In order to handle the medical malpractice claims, the government has planned to build resources to meet the high costs of the claims made against the NHS. The NHS Litigation Authority (NHSLA) was build to contend the cases on behalf of the Secretary of State. The NHSLA (National Health Service Litigation Authority) did not handle the suits against the general physicians and the primary care doctors but these medical professionals were defended by numerous medical defense enterprises. However, recognizing the skyrocketing costs of the medical malpractice claims, the UK Department of Health is seeking to mend the flaws in the existing law system. The health department of the UK government published a paper titled “Making Amends – Clinical Negligence Reform” emphasizing the necessity of clinical negligence prevention. The paper advised to introduce programs lowering risks, forbidding harms and encouraging best practice rather therapeutic cure through damages.

The Department of Health released another paper titled “Trust, Assurance and Safety – the Regulation of Health Professionals in the 21st century” which states that the doctors, psychologists and psychotherapists should be assessed by the Health Professions Council (HPC). The HPC already governs 175,000 medical practitioners from thirteen occupations like chiropodists, paramedics, dietitians and physiotherapists.
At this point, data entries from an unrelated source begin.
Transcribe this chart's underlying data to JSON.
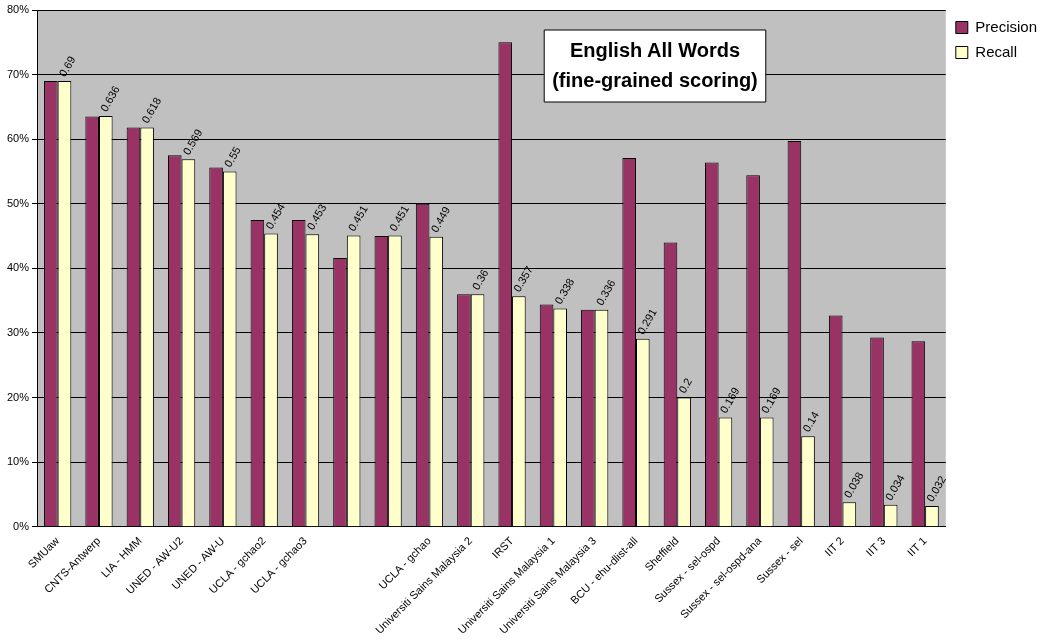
{
  "chart_data": {
    "type": "bar",
    "title": "English All Words\n(fine-grained scoring)",
    "categories": [
      "SMUaw",
      "CNTS-Antwerp",
      "LIA - HMM",
      "UNED - AW-U2",
      "UNED - AW-U",
      "UCLA - gchao2",
      "UCLA - gchao3",
      null,
      null,
      "UCLA - gchao",
      "Universiti Sains Malaysia 2",
      "IRST",
      "Universiti Sains Malaysia 1",
      "Universiti Sains Malaysia 3",
      "BCU - ehu-dlist-all",
      "Sheffield",
      "Sussex - sel-ospd",
      "Sussex - sel-ospd-ana",
      "Sussex - sel",
      "IIT 2",
      "IIT 3",
      "IIT 1"
    ],
    "series": [
      {
        "name": "Precision",
        "color": "#993366",
        "values": [
          0.69,
          0.635,
          0.618,
          0.575,
          0.556,
          0.475,
          0.475,
          0.416,
          0.45,
          0.5,
          0.36,
          0.75,
          0.344,
          0.336,
          0.571,
          0.44,
          0.564,
          0.544,
          0.597,
          0.327,
          0.293,
          0.287
        ]
      },
      {
        "name": "Recall",
        "color": "#ffffcc",
        "values": [
          0.69,
          0.636,
          0.618,
          0.569,
          0.55,
          0.454,
          0.453,
          0.451,
          0.451,
          0.449,
          0.36,
          0.357,
          0.338,
          0.336,
          0.291,
          0.2,
          0.169,
          0.169,
          0.14,
          0.038,
          0.034,
          0.032
        ],
        "value_labels": [
          "0.69",
          "0.636",
          "0.618",
          "0.569",
          "0.55",
          "0.454",
          "0.453",
          "0.451",
          "0.451",
          "0.449",
          "0.36",
          "0.357",
          "0.338",
          "0.336",
          "0.291",
          "0.2",
          "0.169",
          "0.169",
          "0.14",
          "0.038",
          "0.034",
          "0.032"
        ]
      }
    ],
    "ylim": [
      0,
      0.8
    ],
    "yticks": [
      {
        "value": 0,
        "label": "0%"
      },
      {
        "value": 0.1,
        "label": "10%"
      },
      {
        "value": 0.2,
        "label": "20%"
      },
      {
        "value": 0.3,
        "label": "30%"
      },
      {
        "value": 0.4,
        "label": "40%"
      },
      {
        "value": 0.5,
        "label": "50%"
      },
      {
        "value": 0.6,
        "label": "60%"
      },
      {
        "value": 0.7,
        "label": "70%"
      },
      {
        "value": 0.8,
        "label": "80%"
      }
    ],
    "grid": "y",
    "legend": "right"
  }
}
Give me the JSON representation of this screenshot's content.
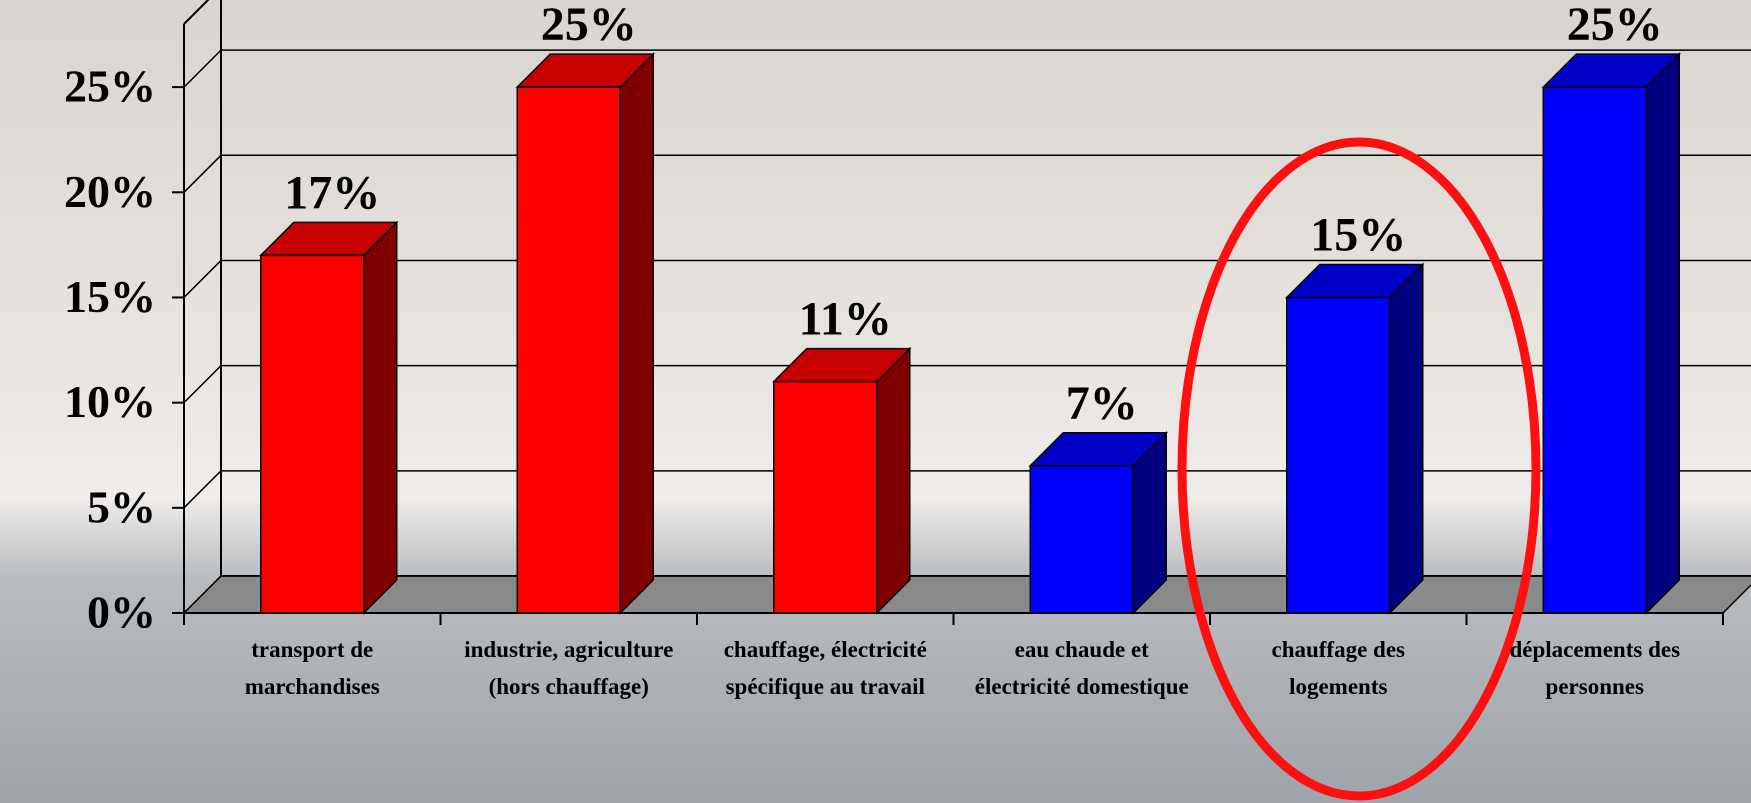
{
  "chart_data": {
    "type": "bar3d",
    "categories": [
      "transport de marchandises",
      "industrie, agriculture (hors chauffage)",
      "chauffage, électricité spécifique au travail",
      "eau chaude et électricité domestique",
      "chauffage des logements",
      "déplacements des personnes"
    ],
    "values": [
      17,
      25,
      11,
      7,
      15,
      25
    ],
    "value_labels": [
      "17%",
      "25%",
      "11%",
      "7%",
      "15%",
      "25%"
    ],
    "colors": [
      "#ff0000",
      "#ff0000",
      "#ff0000",
      "#0000ff",
      "#0000ff",
      "#0000ff"
    ],
    "ylim": [
      0,
      28
    ],
    "yticks": [
      {
        "value": 0,
        "label": "0%"
      },
      {
        "value": 5,
        "label": "5%"
      },
      {
        "value": 10,
        "label": "10%"
      },
      {
        "value": 15,
        "label": "15%"
      },
      {
        "value": 20,
        "label": "20%"
      },
      {
        "value": 25,
        "label": "25%"
      }
    ],
    "grid": true
  }
}
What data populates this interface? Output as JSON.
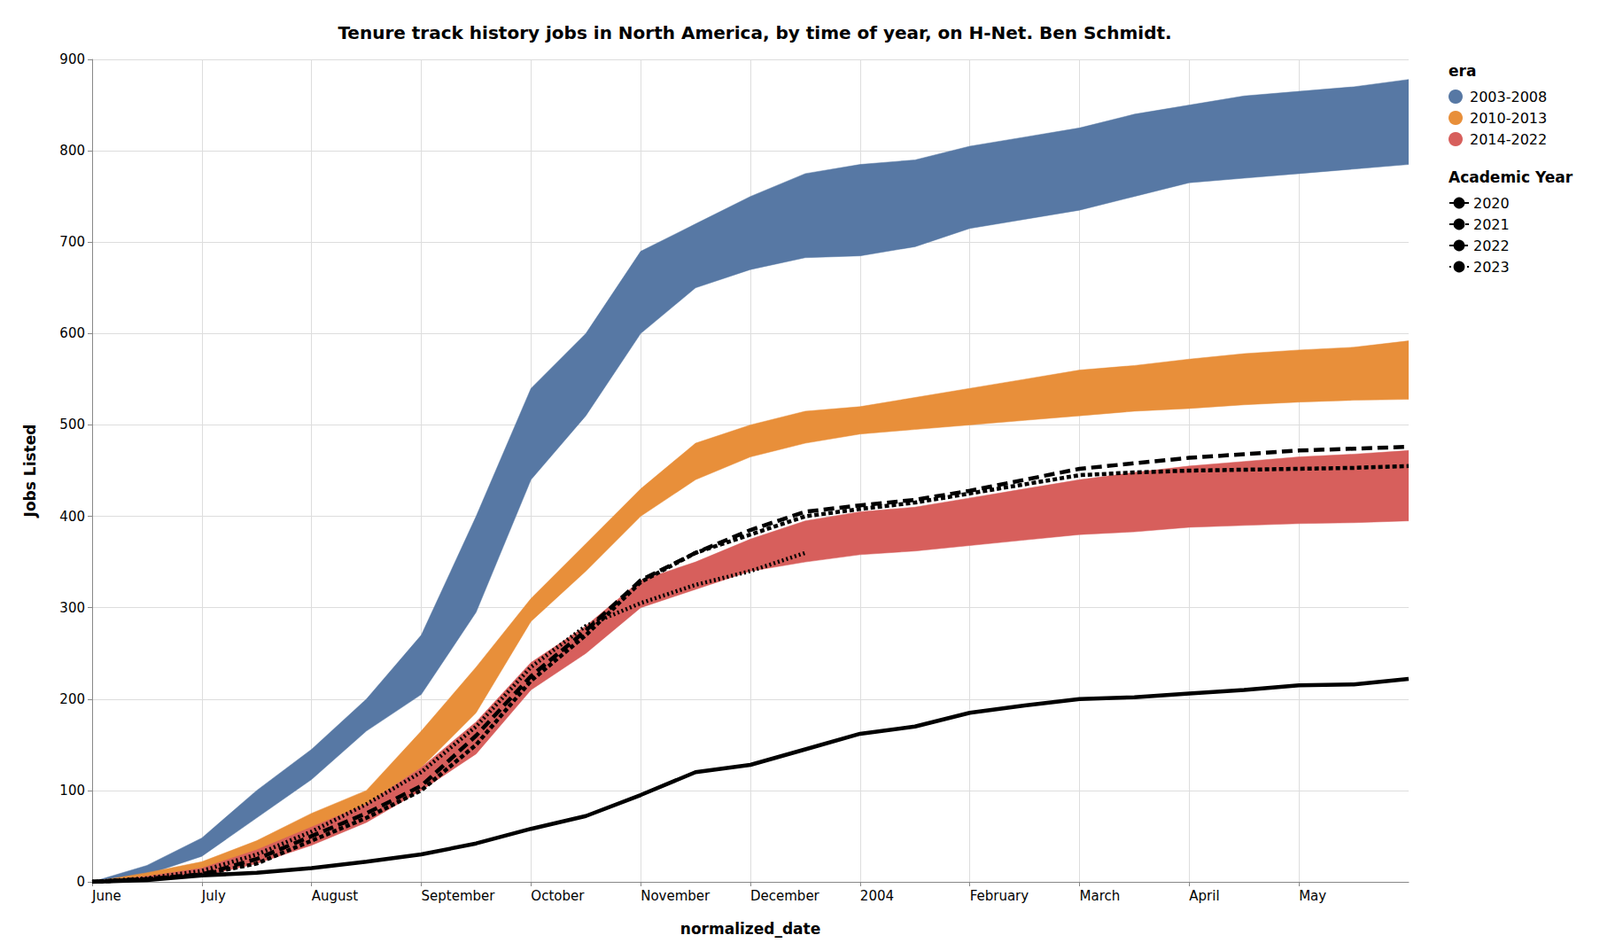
{
  "chart_data": {
    "type": "line",
    "title": "Tenure track history jobs in North America, by time of year, on H-Net. Ben Schmidt.",
    "x_label": "normalized_date",
    "y_label": "Jobs Listed",
    "categories": [
      "June",
      null,
      "July",
      null,
      "August",
      null,
      "September",
      null,
      "October",
      null,
      "November",
      null,
      "December",
      null,
      "2004",
      null,
      "February",
      null,
      "March",
      null,
      "April",
      null,
      "May",
      null,
      null
    ],
    "ylim": [
      0,
      900
    ],
    "yticks": [
      0,
      100,
      200,
      300,
      400,
      500,
      600,
      700,
      800,
      900
    ],
    "grid": true,
    "legend": "right",
    "series": [
      {
        "name": "2003-2008",
        "type": "band",
        "color": "#5778a4",
        "legend_title": "era",
        "low": [
          0,
          8,
          28,
          70,
          112,
          165,
          205,
          295,
          440,
          510,
          600,
          650,
          670,
          683,
          685,
          695,
          715,
          725,
          735,
          750,
          765,
          770,
          775,
          780,
          785
        ],
        "high": [
          0,
          18,
          48,
          100,
          145,
          200,
          270,
          400,
          540,
          600,
          690,
          720,
          750,
          775,
          785,
          790,
          805,
          815,
          825,
          840,
          850,
          860,
          865,
          870,
          878
        ]
      },
      {
        "name": "2010-2013",
        "type": "band",
        "color": "#e88f3a",
        "legend_title": "era",
        "low": [
          0,
          5,
          12,
          28,
          50,
          85,
          125,
          185,
          285,
          340,
          400,
          440,
          465,
          480,
          490,
          495,
          500,
          505,
          510,
          515,
          518,
          522,
          525,
          527,
          528
        ],
        "high": [
          0,
          10,
          22,
          45,
          75,
          100,
          165,
          235,
          310,
          370,
          430,
          480,
          500,
          515,
          520,
          530,
          540,
          550,
          560,
          565,
          572,
          578,
          582,
          585,
          592
        ]
      },
      {
        "name": "2014-2022",
        "type": "band",
        "color": "#d75f5c",
        "legend_title": "era",
        "low": [
          0,
          2,
          6,
          20,
          40,
          65,
          100,
          140,
          210,
          250,
          300,
          320,
          340,
          350,
          358,
          362,
          368,
          374,
          380,
          383,
          388,
          390,
          392,
          393,
          395
        ],
        "high": [
          0,
          6,
          15,
          35,
          60,
          85,
          125,
          175,
          240,
          280,
          330,
          350,
          375,
          395,
          405,
          410,
          420,
          430,
          440,
          448,
          455,
          460,
          465,
          468,
          472
        ]
      },
      {
        "name": "2020",
        "type": "line",
        "color": "#000000",
        "line_style": "solid",
        "legend_title": "Academic Year",
        "values": [
          0,
          2,
          7,
          10,
          15,
          22,
          30,
          42,
          58,
          72,
          95,
          120,
          128,
          145,
          162,
          170,
          185,
          193,
          200,
          202,
          206,
          210,
          215,
          216,
          222
        ]
      },
      {
        "name": "2021",
        "type": "line",
        "color": "#000000",
        "line_style": "dashed",
        "legend_title": "Academic Year",
        "values": [
          0,
          3,
          8,
          25,
          50,
          75,
          105,
          160,
          225,
          275,
          330,
          360,
          385,
          405,
          412,
          418,
          428,
          440,
          452,
          458,
          464,
          468,
          472,
          474,
          476
        ]
      },
      {
        "name": "2022",
        "type": "line",
        "color": "#000000",
        "line_style": "densely-dashed",
        "legend_title": "Academic Year",
        "values": [
          0,
          3,
          8,
          20,
          45,
          70,
          100,
          150,
          220,
          270,
          328,
          360,
          380,
          400,
          408,
          415,
          425,
          435,
          445,
          448,
          450,
          451,
          452,
          453,
          455
        ]
      },
      {
        "name": "2023",
        "type": "line",
        "color": "#000000",
        "line_style": "dotted",
        "legend_title": "Academic Year",
        "values": [
          0,
          4,
          12,
          30,
          55,
          85,
          120,
          170,
          235,
          280,
          305,
          325,
          340,
          360,
          null,
          null,
          null,
          null,
          null,
          null,
          null,
          null,
          null,
          null,
          null
        ]
      }
    ]
  }
}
According to the Marc Seale, the chief executive of the HPC, the recommendation made by the ‘Trust, Assurance and Safety-The Regulation of Health Professionals in the 21st century’ is good for both the medical professionals and the patients.

The HPC claimed that these days the claimants filing clinical negligence claims must produce proper documents and papers evidencing their claims. The court will evaluate the documents and decide whether to grant the compensation or not. However, not all losses are recoverable. The court will only grant compensation for the damages that are distinctly foreseeable.